Trudeau’s office said he told his peers that the claims were “absolute garbage” and that leaders must work with facts.

Trudeau also spoke Tuesday with Chinese President Xi Jinping, and his office said he raised concerns about Chinese interference in Canada, following claims of de facto police stations operating in Canada and of China reportedly meddling in the 2019 general election.

The two leaders also spoke about North Korea’s missile launches and the UN summit on biodiversity that China is hosting in Montreal next month.

“It was a good conversation and it is important indeed to keep channels open,” said Joly, who separately spoke with Chinese Foreign Affairs Minister Wang Yi.

“I said to my counterpart (that) it was on China’s shoulders to show that it was respecting international norms,” Joly said.

Cooper told reporters in Bali that Canada could be following the same pattern Australia faced a decade ago, when it was isolated by China but gradually found areas of consensus with Beijing while forming stronger ties with other countries in Asia.

“Canada’s been in the penalty box for a few years now,” he said.

“This is a very different China.
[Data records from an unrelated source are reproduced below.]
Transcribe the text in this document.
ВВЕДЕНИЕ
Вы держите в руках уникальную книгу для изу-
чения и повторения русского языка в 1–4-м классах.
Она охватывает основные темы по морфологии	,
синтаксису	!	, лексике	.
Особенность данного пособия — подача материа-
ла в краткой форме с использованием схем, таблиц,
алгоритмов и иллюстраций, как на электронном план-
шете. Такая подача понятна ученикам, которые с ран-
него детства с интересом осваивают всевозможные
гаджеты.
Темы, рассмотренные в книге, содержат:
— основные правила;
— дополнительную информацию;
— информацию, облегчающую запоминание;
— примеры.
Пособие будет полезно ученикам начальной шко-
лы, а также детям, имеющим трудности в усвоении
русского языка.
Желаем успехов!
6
President Xi (is) in a consolidated position. If he’s not the new Mao, he’s certainly in a position where he can be a central figure that can work in a way that we didn’t anticipate when the G20 was created.”

The Canadian Chamber of Commerce said the Liberals are taking a practical approach to dealing with China, and said it will help inform businesses of the risks of working in China and let them decide whether to do so.

“You need to work with China on issues like climate change, but also we have to recognize that China’s a strategic rival, and they don’t play by the same rules as everybody else,” Perrin Beatty, the group’s CEO, told reporters in Bali.

He also said Ottawa needs to outline its trade priorities in Asia.

“It needs to be holistic; it needs to be well communicated, so people know what the policy is,” he said.

He added that Canadian business need help to take advantage of the numerous trade agreements Ottawa has signed and is currently negotiating.

“The three Fs — food, fuel, fertilizer — Canada has in bundles. And what’s needed now is a clear strategy on the part of Canada to put those resources to work and to ensure that we’re able to actually deliver those commodities to the rest of the world,” he said.

Beatty also said Canada should do “a full post-mortem” of supply-chain shocks during the COVID-19 pandemic, and figure out whether to warehouse critical goods in Canada, and to what extent Canada should limit trade to friendly countries.